Ms Shefe said setting up market stalls was also a highlight of running her business.
“I like the atmosphere of markets, and it’s allowed me to share macarons with a whole different bunch of people,” she said.
“I love getting out, meeting people, and getting feedback on different flavours”
“Also, going to markets has shown me the real importance of buying local, meeting the makers, and considering where you’re buying from; whether it’s your groceries, clothes or homewares.
“It’s also great for the buyer as they get a truly personal experience and can get items made just for them, like my macarons suiting colour themes for birthday parties.”
Ms Shefe said that each batch takes about two hours to make and, depending on where she is setting up her stall, she could make 6-12 batches for a market.
While this is what inspired the name of her business, Ms Shefe said coming up with the name was definitely a challenge.
“I can bake, I can make new flavours, but coming up with the name was the hardest,” she said.
“I had so many names and then I’d look on the ABN website and they’d be taken.
“I originally wanted ‘Return of the Mac’ as a flashback to the ’90s, but that was taken.”
Looking back, Ms Shefe said her macaron craze started around four years ago.
“My friend was having a kitchen tea for her wedding, so I thought I better cook up something special for it, so that’s when I started and then I just really loved it,” she said.
“There are only so many you can make for your family and friends. They’ve never said no, but I thought that I needed to expand to other people as well.

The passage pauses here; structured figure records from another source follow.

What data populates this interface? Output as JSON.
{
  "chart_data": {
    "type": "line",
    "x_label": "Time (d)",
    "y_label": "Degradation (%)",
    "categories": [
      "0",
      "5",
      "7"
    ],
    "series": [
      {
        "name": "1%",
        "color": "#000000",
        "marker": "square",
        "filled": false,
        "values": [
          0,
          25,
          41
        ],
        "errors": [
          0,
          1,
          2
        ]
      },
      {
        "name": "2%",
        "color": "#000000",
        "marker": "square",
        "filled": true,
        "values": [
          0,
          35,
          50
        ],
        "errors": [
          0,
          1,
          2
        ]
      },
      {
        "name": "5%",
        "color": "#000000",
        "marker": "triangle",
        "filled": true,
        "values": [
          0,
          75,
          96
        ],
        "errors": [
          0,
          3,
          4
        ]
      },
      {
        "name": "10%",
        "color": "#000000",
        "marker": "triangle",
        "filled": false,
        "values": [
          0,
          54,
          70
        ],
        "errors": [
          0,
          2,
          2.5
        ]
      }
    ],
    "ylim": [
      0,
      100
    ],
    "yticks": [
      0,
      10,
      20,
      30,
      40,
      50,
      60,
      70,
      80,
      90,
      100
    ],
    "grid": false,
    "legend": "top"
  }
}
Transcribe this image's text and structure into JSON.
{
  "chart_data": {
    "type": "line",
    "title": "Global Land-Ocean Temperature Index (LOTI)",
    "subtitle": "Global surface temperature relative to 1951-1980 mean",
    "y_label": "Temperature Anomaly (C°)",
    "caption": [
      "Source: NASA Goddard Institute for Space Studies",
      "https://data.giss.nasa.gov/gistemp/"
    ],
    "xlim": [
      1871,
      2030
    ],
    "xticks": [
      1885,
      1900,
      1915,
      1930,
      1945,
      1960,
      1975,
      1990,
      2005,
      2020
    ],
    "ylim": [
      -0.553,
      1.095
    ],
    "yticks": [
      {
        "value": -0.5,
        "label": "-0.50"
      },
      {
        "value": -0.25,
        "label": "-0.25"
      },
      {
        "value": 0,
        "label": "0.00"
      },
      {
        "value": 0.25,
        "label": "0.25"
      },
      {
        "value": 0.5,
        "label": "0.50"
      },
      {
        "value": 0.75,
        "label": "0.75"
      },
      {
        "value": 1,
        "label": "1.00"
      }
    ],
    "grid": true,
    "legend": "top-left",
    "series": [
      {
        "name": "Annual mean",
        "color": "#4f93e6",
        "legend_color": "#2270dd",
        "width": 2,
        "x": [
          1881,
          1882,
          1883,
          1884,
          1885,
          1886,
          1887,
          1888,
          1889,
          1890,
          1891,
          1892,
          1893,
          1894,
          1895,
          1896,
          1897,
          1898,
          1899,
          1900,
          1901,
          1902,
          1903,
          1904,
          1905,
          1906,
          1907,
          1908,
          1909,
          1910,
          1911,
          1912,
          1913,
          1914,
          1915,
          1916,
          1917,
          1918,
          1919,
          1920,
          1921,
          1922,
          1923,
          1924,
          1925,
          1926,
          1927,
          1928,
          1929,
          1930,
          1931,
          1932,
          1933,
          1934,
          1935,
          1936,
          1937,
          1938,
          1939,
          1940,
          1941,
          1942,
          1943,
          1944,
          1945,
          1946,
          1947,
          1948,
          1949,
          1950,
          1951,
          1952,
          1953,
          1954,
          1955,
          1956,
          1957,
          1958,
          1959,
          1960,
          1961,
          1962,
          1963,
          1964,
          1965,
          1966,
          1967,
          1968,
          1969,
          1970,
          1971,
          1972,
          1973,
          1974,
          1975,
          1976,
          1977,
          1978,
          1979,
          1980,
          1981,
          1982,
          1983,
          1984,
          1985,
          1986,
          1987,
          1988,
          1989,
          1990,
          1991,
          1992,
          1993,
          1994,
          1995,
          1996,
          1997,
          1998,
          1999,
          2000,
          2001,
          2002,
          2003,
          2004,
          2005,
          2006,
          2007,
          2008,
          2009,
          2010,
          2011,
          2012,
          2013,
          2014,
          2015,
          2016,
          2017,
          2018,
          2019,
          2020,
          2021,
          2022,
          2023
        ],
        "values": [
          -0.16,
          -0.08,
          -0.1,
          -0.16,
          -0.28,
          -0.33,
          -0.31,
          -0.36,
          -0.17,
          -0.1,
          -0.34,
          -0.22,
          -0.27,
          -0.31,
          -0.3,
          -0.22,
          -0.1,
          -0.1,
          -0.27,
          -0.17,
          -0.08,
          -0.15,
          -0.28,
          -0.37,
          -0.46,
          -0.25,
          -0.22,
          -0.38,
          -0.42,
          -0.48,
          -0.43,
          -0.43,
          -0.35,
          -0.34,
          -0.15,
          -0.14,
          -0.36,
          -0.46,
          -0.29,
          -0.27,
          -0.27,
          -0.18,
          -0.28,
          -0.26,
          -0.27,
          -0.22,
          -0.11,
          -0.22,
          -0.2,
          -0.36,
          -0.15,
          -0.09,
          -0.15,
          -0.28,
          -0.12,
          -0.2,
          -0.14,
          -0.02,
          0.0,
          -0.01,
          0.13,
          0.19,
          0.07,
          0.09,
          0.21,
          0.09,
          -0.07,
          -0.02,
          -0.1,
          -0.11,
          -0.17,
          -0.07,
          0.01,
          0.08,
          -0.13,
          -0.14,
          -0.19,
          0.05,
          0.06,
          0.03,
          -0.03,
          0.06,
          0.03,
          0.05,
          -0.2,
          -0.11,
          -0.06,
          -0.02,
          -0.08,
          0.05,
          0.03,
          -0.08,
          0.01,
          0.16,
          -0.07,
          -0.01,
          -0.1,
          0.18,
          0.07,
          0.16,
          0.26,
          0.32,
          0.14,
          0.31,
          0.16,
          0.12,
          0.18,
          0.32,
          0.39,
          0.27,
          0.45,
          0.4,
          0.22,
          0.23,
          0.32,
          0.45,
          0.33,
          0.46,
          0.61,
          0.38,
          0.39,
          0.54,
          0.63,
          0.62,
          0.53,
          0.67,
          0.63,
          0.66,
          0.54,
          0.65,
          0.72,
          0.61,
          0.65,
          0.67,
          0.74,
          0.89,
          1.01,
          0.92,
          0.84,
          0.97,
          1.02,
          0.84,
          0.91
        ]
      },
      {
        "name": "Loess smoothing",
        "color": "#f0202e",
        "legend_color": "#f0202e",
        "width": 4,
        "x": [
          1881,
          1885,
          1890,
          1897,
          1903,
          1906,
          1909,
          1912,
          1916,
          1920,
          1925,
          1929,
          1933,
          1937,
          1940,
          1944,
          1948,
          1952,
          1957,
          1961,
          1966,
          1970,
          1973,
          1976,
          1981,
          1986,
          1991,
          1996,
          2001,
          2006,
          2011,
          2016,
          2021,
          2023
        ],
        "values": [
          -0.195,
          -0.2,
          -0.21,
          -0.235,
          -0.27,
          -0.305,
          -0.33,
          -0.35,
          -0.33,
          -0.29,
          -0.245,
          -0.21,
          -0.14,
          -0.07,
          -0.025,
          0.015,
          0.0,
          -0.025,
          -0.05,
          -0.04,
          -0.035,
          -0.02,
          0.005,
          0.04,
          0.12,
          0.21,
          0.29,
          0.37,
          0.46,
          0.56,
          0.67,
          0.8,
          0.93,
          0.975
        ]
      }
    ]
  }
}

“My husband is a big support; he does all my photography and manages my Instagram.”
As for her favourite flavour, it would be impossible to just pick one.
“My favourites are lemon buttercream, just because it’s so light and underrated, and caramel; I could eat that straight out of the bowl,” Ms Shefe said.
Some of the other flavours on offer are milk chocolate and strawberry, cookies and cream, berry cheesecake, and even redskin.
You can catch “Macarons at Midnight” 6-9pm Friday, September 27 at My House Your House’s ‘Spring Fling’ Festival.
Ms Shefe will also be at Tea Tree Gully on October 12 at the Norwood Pipsqueak Markets, and at Gilles at the Grounds once again on October 20.